The following table describes other pysecmgr supported functions whose implementation is based on the above hooked functions. This is not a holistic list and will be improved over time.
Functions | Support |
---|---|
eval | Supported, uses os.exec. |
os.popen | Supported, uses subprocess.Popen. |
subprocess.run | Supported, uses subprocess.Popen. |
os.spawn* | Supported, uses os.exec. |
urllib.request.urlopen | Supported, uses socket.connect. |
os.exec* | Supported, uses os.exec. |
Pysecmgr has a few known limitations:
- Pysecmgr is not catching bugs introduced by C/C++ (SWIG) code.

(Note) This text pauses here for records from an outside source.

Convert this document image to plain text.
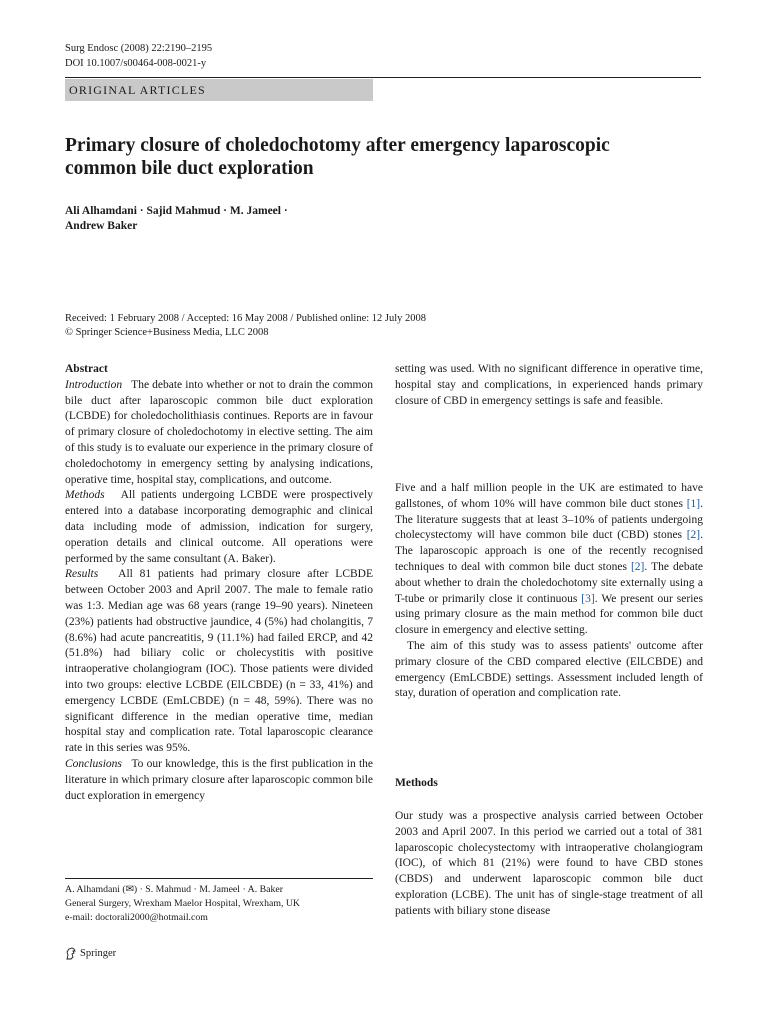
Surg Endosc (2008) 22:2190–2195
DOI 10.1007/s00464-008-0021-y
ORIGINAL ARTICLES
Primary closure of choledochotomy after emergency laparoscopic
common bile duct exploration
Ali Alhamdani · Sajid Mahmud · M. Jameel ·
Andrew Baker
Received: 1 February 2008 / Accepted: 16 May 2008 / Published online: 12 July 2008
© Springer Science+Business Media, LLC 2008

Abstract

Introduction The debate into whether or not to drain the common bile duct after laparoscopic common bile duct exploration (LCBDE) for choledocholithiasis continues. Reports are in favour of primary closure of choledochotomy in elective setting. The aim of this study is to evaluate our experience in the primary closure of choledochotomy in emergency setting by analysing indications, operative time, hospital stay, complications, and outcome.

Methods All patients undergoing LCBDE were prospectively entered into a database incorporating demographic and clinical data including mode of admission, indication for surgery, operation details and clinical outcome. All operations were performed by the same consultant (A. Baker).

Results All 81 patients had primary closure after LCBDE between October 2003 and April 2007. The male to female ratio was 1:3. Median age was 68 years (range 19–90 years). Nineteen (23%) patients had obstructive jaundice, 4 (5%) had cholangitis, 7 (8.6%) had acute pancreatitis, 9 (11.1%) had failed ERCP, and 42 (51.8%) had biliary colic or cholecystitis with positive intraoperative cholangiogram (IOC). Those patients were divided into two groups: elective LCBDE (ElLCBDE) (n = 33, 41%) and emergency LCBDE (EmLCBDE) (n = 48, 59%). There was no significant difference in the median operative time, median hospital stay and complication rate. Total laparoscopic clearance rate in this series was 95%.

Conclusions To our knowledge, this is the first publication in the literature in which primary closure after laparoscopic common bile duct exploration in emergency

setting was used. With no significant difference in operative time, hospital stay and complications, in experienced hands primary closure of CBD in emergency settings is safe and feasible.

Five and a half million people in the UK are estimated to have gallstones, of whom 10% will have common bile duct stones [1]. The literature suggests that at least 3–10% of patients undergoing cholecystectomy will have common bile duct (CBD) stones [2]. The laparoscopic approach is one of the recently recognised techniques to deal with common bile duct stones [2]. The debate about whether to drain the choledochotomy site externally using a T-tube or primarily close it continuous [3]. We present our series using primary closure as the main method for common bile duct closure in emergency and elective setting.

The aim of this study was to assess patients' outcome after primary closure of the CBD compared elective (ElLCBDE) and emergency (EmLCBDE) settings. Assessment included length of stay, duration of operation and complication rate.

Methods
Our study was a prospective analysis carried between October 2003 and April 2007. In this period we carried out a total of 381 laparoscopic cholecystectomy with intraoperative cholangiogram (IOC), of which 81 (21%) were found to have CBD stones (CBDS) and underwent laparoscopic common bile duct exploration (LCBE). The unit has of single-stage treatment of all patients with biliary stone disease
A. Alhamdani (✉) · S. Mahmud · M. Jameel · A. Baker
General Surgery, Wrexham Maelor Hospital, Wrexham, UK
e-mail: doctorali2000@hotmail.com
Springer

- Some common python vulnerabilities are not covered by pysecmgr such as insecure yaml or XXE with lxml. Pyyaml is not using a pysecmgr supported audit hook to create python objects. Similarly, lxml also does not use supported audit hook.
- Pysecmgr is not a sandbox, it does not hook all security sensitive calls (incl. C/C++ (SWIG) code) and can be bypassed.
- Pysecmgr does not patch insecure logic. It only blocks them.
- Some functions such as shutil.rmtree are using the low level os.open with a path relative to a directory file descriptor (dir_fd). This is unfortunately not supported by pysecmgr.
This is not an officially supported Google product.